Ordered that the order is reversed, on the law, with costs, the defendant's motion for summary judgment is granted, and the complaint is dismissed.
The plaintiffs brought this action to recover damages for personal injuries sustained by the infant plaintiff, who fell while playing dodgeball during a physical education class. According to the infant plaintiff, he fell because of the slippery condition of the gymnasium floor.

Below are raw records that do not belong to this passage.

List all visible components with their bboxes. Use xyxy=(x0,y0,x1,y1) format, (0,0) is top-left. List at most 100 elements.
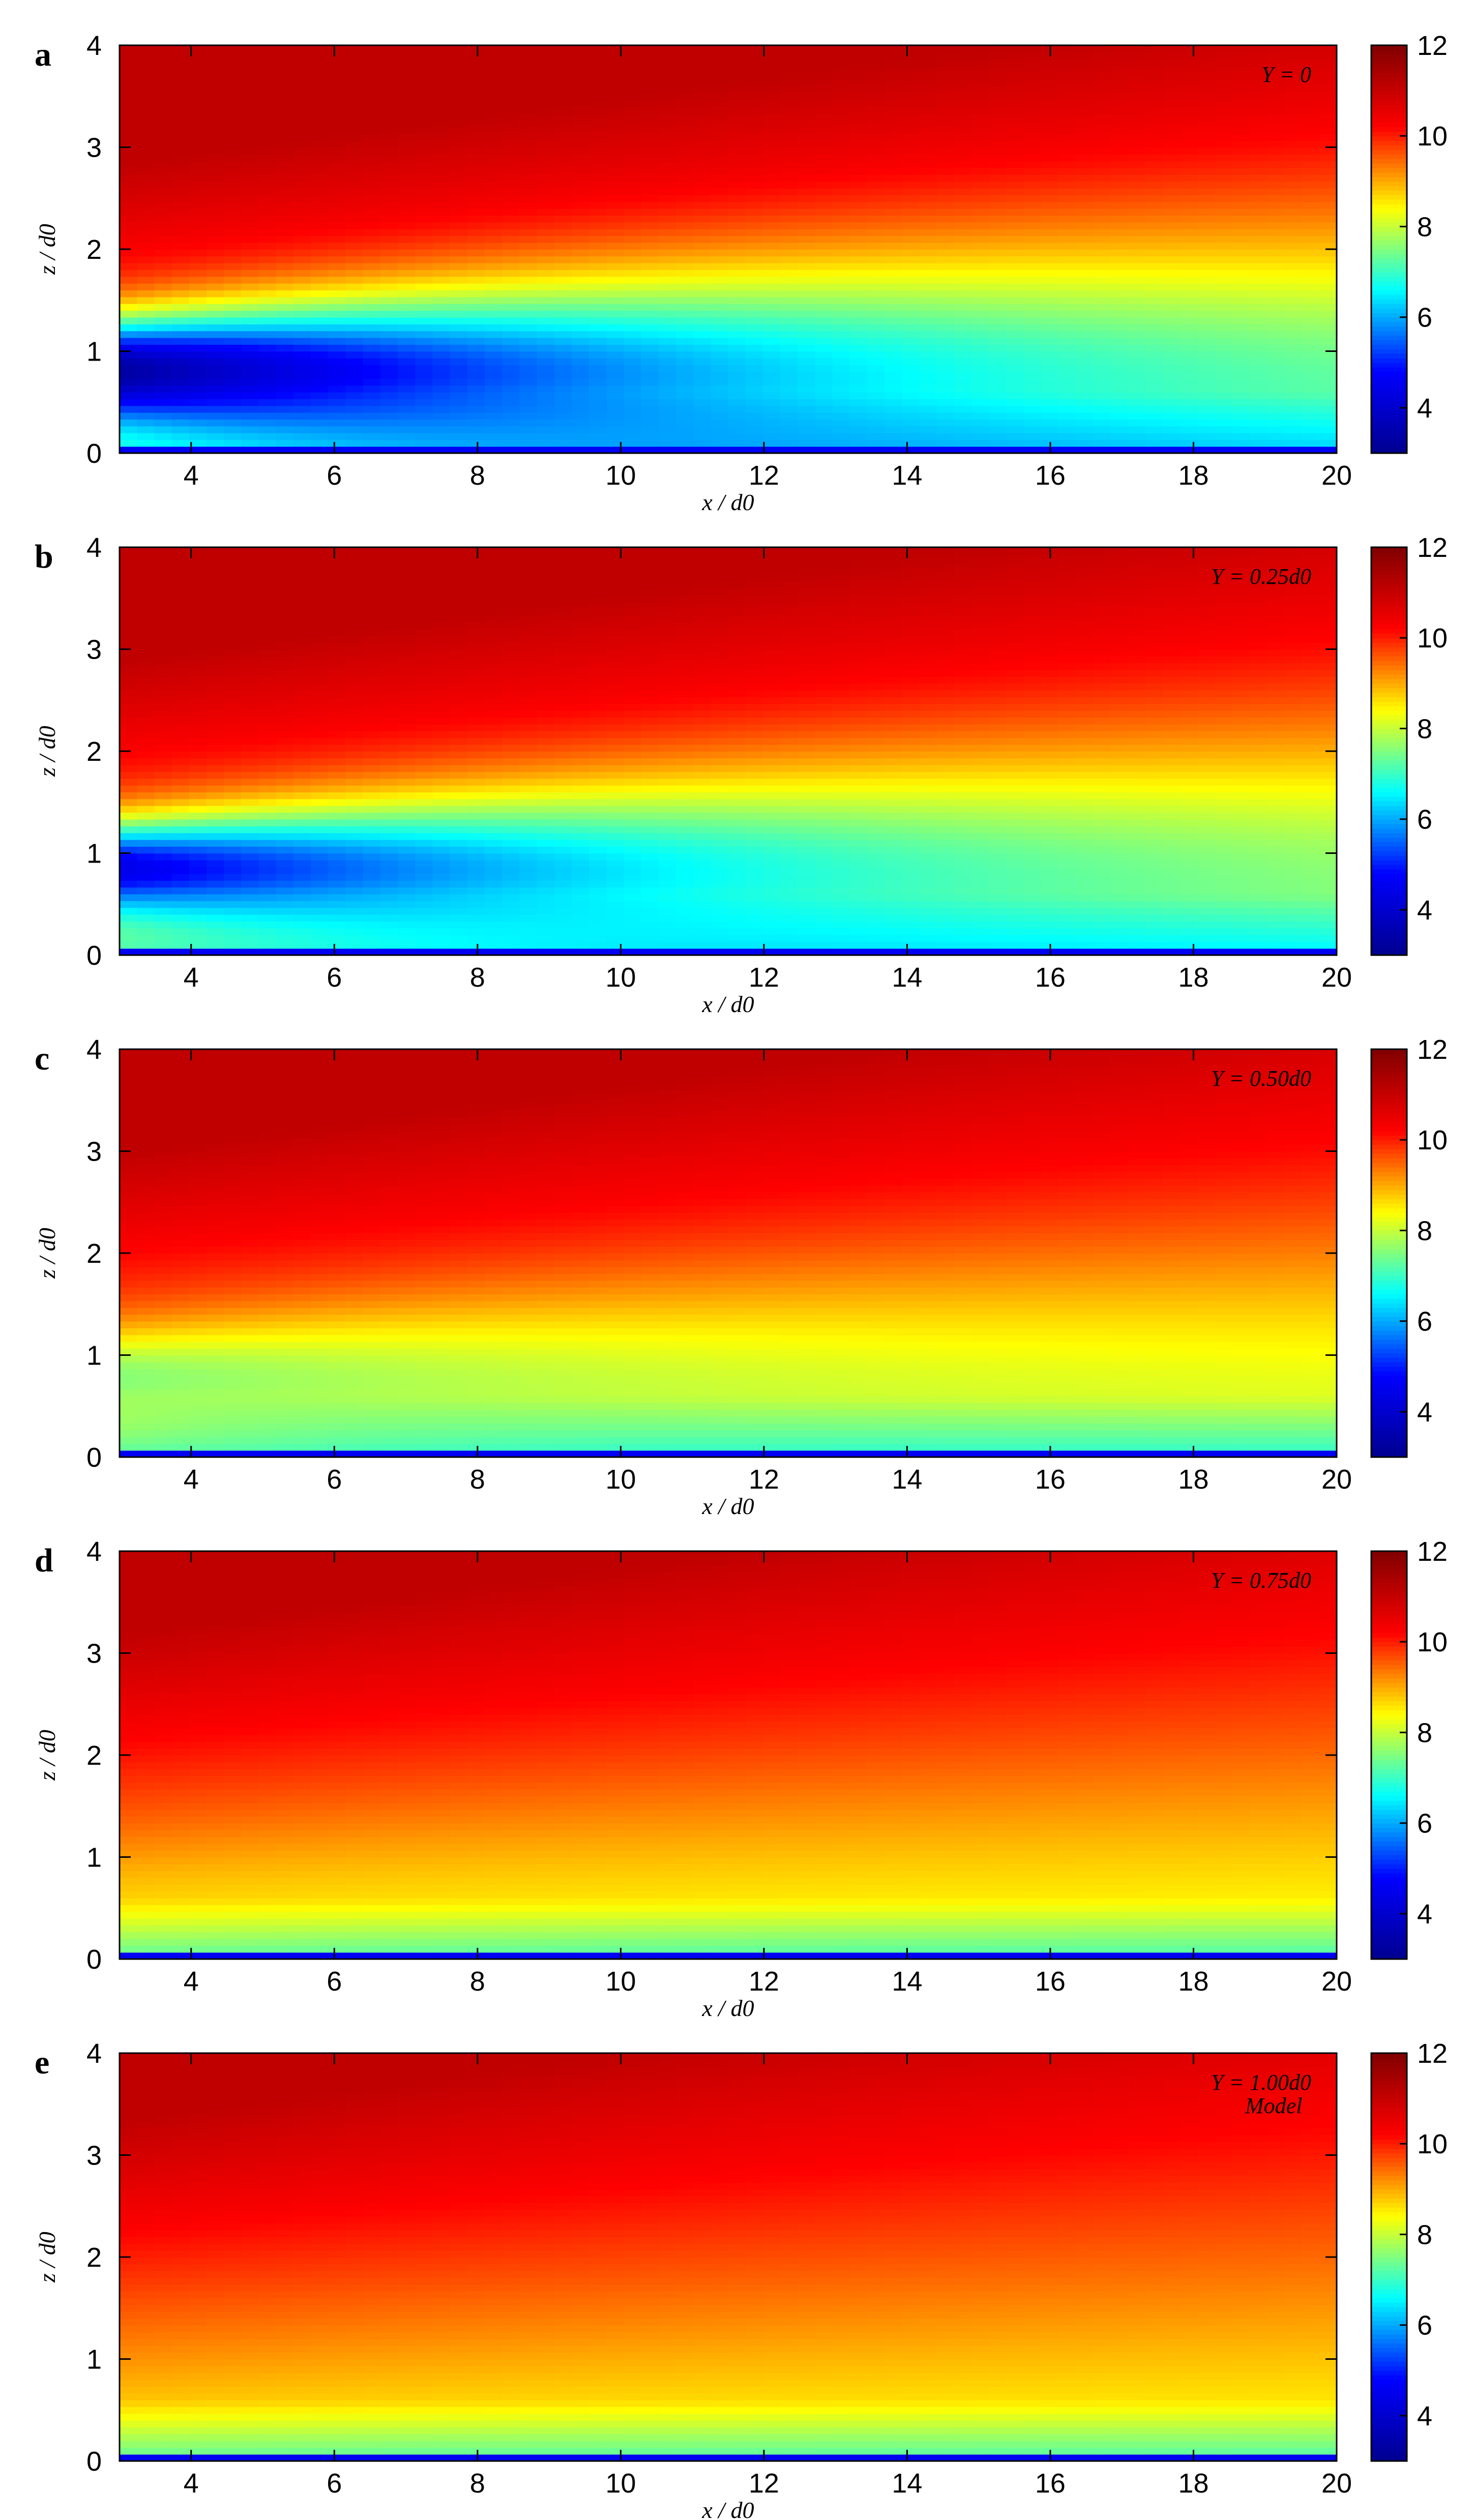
heatmap-cell xyxy=(467,79,485,86)
heatmap-cell xyxy=(450,228,468,236)
heatmap-cell xyxy=(206,710,224,718)
heatmap-cell xyxy=(624,317,642,324)
heatmap-cell xyxy=(658,297,676,304)
colorbar-band xyxy=(1371,399,1407,404)
heatmap-cell xyxy=(363,344,381,352)
heatmap-cell xyxy=(258,222,277,229)
heatmap-cell xyxy=(1197,154,1216,162)
heatmap-cell xyxy=(1093,127,1111,134)
heatmap-cell xyxy=(363,270,381,277)
heatmap-cell xyxy=(1302,378,1320,386)
heatmap-cell xyxy=(206,608,224,616)
heatmap-cell xyxy=(1145,432,1163,440)
heatmap-cell xyxy=(137,419,155,427)
heatmap-cell xyxy=(189,928,207,935)
heatmap-cell xyxy=(432,426,451,433)
colorbar-band xyxy=(1371,81,1407,86)
heatmap-cell xyxy=(815,337,833,345)
heatmap-cell xyxy=(1267,310,1285,318)
heatmap-cell xyxy=(450,297,468,304)
heatmap-cell xyxy=(954,242,972,250)
heatmap-cell xyxy=(1232,371,1250,379)
heatmap-cell xyxy=(832,181,850,189)
heatmap-cell xyxy=(154,66,172,73)
heatmap-cell xyxy=(1197,133,1216,141)
heatmap-cell xyxy=(936,235,955,243)
heatmap-cell xyxy=(641,337,659,345)
heatmap-cell xyxy=(328,351,346,359)
heatmap-cell xyxy=(641,45,659,53)
heatmap-cell xyxy=(519,242,538,250)
heatmap-cell xyxy=(1284,419,1303,427)
heatmap-cell xyxy=(571,113,589,121)
heatmap-cell xyxy=(849,439,868,447)
heatmap-cell xyxy=(1319,439,1337,447)
heatmap-cell xyxy=(328,358,346,366)
heatmap-cell xyxy=(537,256,555,263)
heatmap-cell xyxy=(502,412,520,420)
heatmap-cell xyxy=(989,147,1007,155)
heatmap-cell xyxy=(1302,66,1320,73)
heatmap-cell xyxy=(276,635,294,643)
heatmap-cell xyxy=(780,106,799,114)
heatmap-cell xyxy=(936,317,955,324)
heatmap-cell xyxy=(1250,290,1268,298)
heatmap-cell xyxy=(624,161,642,168)
heatmap-cell xyxy=(1250,52,1268,60)
heatmap-cell xyxy=(711,412,729,420)
heatmap-cell xyxy=(1197,385,1216,393)
heatmap-cell xyxy=(276,140,294,148)
heatmap-cell xyxy=(798,181,816,189)
heatmap-cell xyxy=(1215,426,1233,433)
heatmap-cell xyxy=(154,351,172,359)
heatmap-cell xyxy=(502,351,520,359)
heatmap-cell xyxy=(902,412,920,420)
heatmap-cell xyxy=(1284,161,1303,168)
heatmap-cell xyxy=(849,133,868,141)
heatmap-cell xyxy=(902,167,920,175)
heatmap-cell xyxy=(815,66,833,73)
heatmap-cell xyxy=(1197,426,1216,433)
heatmap-cell xyxy=(258,772,277,779)
colorbar-band xyxy=(1371,99,1407,105)
heatmap-cell xyxy=(484,147,503,155)
colorbar-band xyxy=(1371,385,1407,391)
heatmap-cell xyxy=(589,337,607,345)
heatmap-cell xyxy=(276,894,294,901)
heatmap-cell xyxy=(1319,235,1337,243)
heatmap-cell xyxy=(1041,167,1059,175)
heatmap-cell xyxy=(206,914,224,922)
heatmap-cell xyxy=(1093,283,1111,290)
heatmap-cell xyxy=(641,446,659,454)
heatmap-cell xyxy=(675,405,694,413)
heatmap-cell xyxy=(936,256,955,263)
heatmap-cell xyxy=(1145,99,1163,107)
heatmap-cell xyxy=(762,392,781,399)
heatmap-cell xyxy=(415,419,433,427)
heatmap-cell xyxy=(919,365,937,372)
heatmap-cell xyxy=(1041,283,1059,290)
heatmap-cell xyxy=(120,656,137,664)
heatmap-cell xyxy=(137,853,155,861)
heatmap-cell xyxy=(224,215,242,223)
heatmap-cell xyxy=(971,45,990,53)
heatmap-cell xyxy=(693,106,712,114)
heatmap-cell xyxy=(241,235,259,243)
heatmap-cell xyxy=(919,188,937,195)
heatmap-cell xyxy=(519,106,538,114)
heatmap-cell xyxy=(137,798,155,806)
heatmap-cell xyxy=(397,127,416,134)
heatmap-cell xyxy=(293,446,311,454)
heatmap-cell xyxy=(276,724,294,731)
colorbar-band xyxy=(1371,294,1407,300)
heatmap-cell xyxy=(537,405,555,413)
heatmap-cell xyxy=(675,351,694,359)
heatmap-cell xyxy=(224,778,242,786)
heatmap-cell xyxy=(1023,66,1042,73)
heatmap-cell xyxy=(989,426,1007,433)
heatmap-cell xyxy=(989,378,1007,386)
heatmap-cell xyxy=(258,798,277,806)
heatmap-cell xyxy=(206,228,224,236)
heatmap-cell xyxy=(1180,324,1198,332)
heatmap-cell xyxy=(1128,310,1146,318)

The Supreme Court improperly denied the defendant's motion for summary judgment. This Court has previously held that "`[t]he fact that a floor is slippery by reason of its smoothness or polish, in the absence of a negligent application of wax or polish, does not give rise to a cause of action or give rise to an inference of negligence'" ( Pizzi v. Bradlee's Div. of Stop Shop, 172 A.D.2d 504, 505-506, quoting Silver v. Brodsky, 112 A.D.2d 213, 214; see, Galler v. Prudential Ins. Co., 63 N.Y.2d 637). Since there is no evidence in the record that the wax that was allegedly applied to the gymnasium floor was negligently applied, the defendant's motion for summary judgment should have been granted (Pizzi v. Bradlee's Div. of Stop Shop, supra). Moreover, there is no evidence in the record of negligent supervision ( see, Tobin v. Hewlett Branch Athletes, 2 A.D.2d 758). Sullivan, J.P., Copertino, Santucci and Goldstein, JJ., concur.